How to Prepare Your Data for SGP Analysis

The term big data’ has become a popular buzzword in both the scientific and general media. It describes datasets that are so large they cannot be easily managed or analyzed using traditional methods. Despite the increasing interest in big data, the majority of SGP analyses are still conducted with datasets that are relatively small in size compared to other types of research in education and science.

For example, the sgpData package contains five years worth of student assessments for each individual student in a sample of schools across the US. This is a lot of data, but it is not nearly as large as the information available on Facebook interactions (see How much data does SGP need? for more information).

There are two common formats used to represent longitudinal (time dependent) student assessment data: WIDE format and LONG format. WIDE format data is organized such that each case/row represents a unique student and each column represents variables associated with that student at different times. In contrast, LONG format data is organized such that each time a student takes an assessment, the results are stored as a separate row in the dataset. The sgpData package includes exemplar WIDE and LONG format data sets (sgpData_WIDE and sgpData_LONG) to assist users with data preparation.

It is important to note that if you are planning to perform SGP analyses on a routine basis, it is recommended that you use the LONG format for all data set operations. In particular, the higher level functions studentGrowthPercentiles and studentGrowthProjections operate with LONG data rather than WIDE data. Additionally, LONG data is generally easier to work with when preparing and storing compared to WIDE format data.

To prepare your data for SGP analysis, it is necessary to ensure that the assessments are all aligned in terms of dates and scores. This will ensure that the calculations return the most accurate and valid results. The sgpData package contains tools to align student assessments for each test type. Additionally, a list of test dates is provided to allow users to select the most appropriate dates for their particular context.

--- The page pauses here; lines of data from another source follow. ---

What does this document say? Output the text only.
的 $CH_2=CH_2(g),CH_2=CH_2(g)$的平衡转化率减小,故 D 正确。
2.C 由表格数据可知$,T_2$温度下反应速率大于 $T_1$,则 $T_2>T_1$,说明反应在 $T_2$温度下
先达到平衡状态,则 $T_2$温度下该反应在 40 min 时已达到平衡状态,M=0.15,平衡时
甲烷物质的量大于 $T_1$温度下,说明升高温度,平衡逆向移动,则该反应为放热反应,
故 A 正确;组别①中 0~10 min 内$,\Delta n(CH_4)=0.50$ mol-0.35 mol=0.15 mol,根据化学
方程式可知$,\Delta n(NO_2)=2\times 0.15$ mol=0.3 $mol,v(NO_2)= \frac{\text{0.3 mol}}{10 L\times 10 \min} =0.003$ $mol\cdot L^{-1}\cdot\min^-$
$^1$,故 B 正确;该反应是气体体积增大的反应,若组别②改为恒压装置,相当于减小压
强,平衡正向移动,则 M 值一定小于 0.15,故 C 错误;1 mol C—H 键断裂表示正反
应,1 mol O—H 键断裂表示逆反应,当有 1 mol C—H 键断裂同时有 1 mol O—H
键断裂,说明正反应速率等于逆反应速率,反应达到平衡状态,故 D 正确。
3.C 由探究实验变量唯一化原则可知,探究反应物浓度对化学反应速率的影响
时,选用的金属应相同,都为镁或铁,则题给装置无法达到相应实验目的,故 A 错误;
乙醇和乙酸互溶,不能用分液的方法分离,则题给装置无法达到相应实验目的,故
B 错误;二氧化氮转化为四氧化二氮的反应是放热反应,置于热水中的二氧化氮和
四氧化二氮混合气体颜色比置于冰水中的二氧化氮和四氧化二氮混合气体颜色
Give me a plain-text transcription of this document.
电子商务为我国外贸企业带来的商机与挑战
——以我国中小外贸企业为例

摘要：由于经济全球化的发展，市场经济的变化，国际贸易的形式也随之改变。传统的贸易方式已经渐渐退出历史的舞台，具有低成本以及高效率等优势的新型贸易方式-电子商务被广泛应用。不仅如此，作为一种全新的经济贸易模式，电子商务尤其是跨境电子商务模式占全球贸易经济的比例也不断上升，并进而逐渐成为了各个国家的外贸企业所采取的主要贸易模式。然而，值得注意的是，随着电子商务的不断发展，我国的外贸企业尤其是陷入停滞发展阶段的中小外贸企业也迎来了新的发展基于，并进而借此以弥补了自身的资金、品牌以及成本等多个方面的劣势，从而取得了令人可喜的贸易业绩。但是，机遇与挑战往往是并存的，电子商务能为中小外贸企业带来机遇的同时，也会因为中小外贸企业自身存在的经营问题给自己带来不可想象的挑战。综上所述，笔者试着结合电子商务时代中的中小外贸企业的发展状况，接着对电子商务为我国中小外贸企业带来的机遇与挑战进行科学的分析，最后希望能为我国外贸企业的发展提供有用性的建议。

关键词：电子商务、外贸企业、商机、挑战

Once the assessments have been aligned, the next step is to create a longitudinal student database. This is a table that stores all of the current and past assessments for a particular student. This will be the base for all future SGP analyses that you conduct.

Lastly, you will need to decide if you want to use the most recent assessment or an earlier one in your calculations. Most SGP analysts use the most recent assessment to determine a student’s current SGP; however, this is not always the case. For example, some users prefer to calculate SGP for their students based on a combination of the most recent and at least one prior assessment from an earlier testing window.

SGP is a useful tool to have for educators who are interested in understanding the performance of their students in comparison to their peers. This is especially important for teachers who are interested in ensuring that their students are making progress towards their academic goals. To do this, it is essential to have access to quality data that is timely and accurate. SGP is a free and easy to use statistical program that can help educators do just that.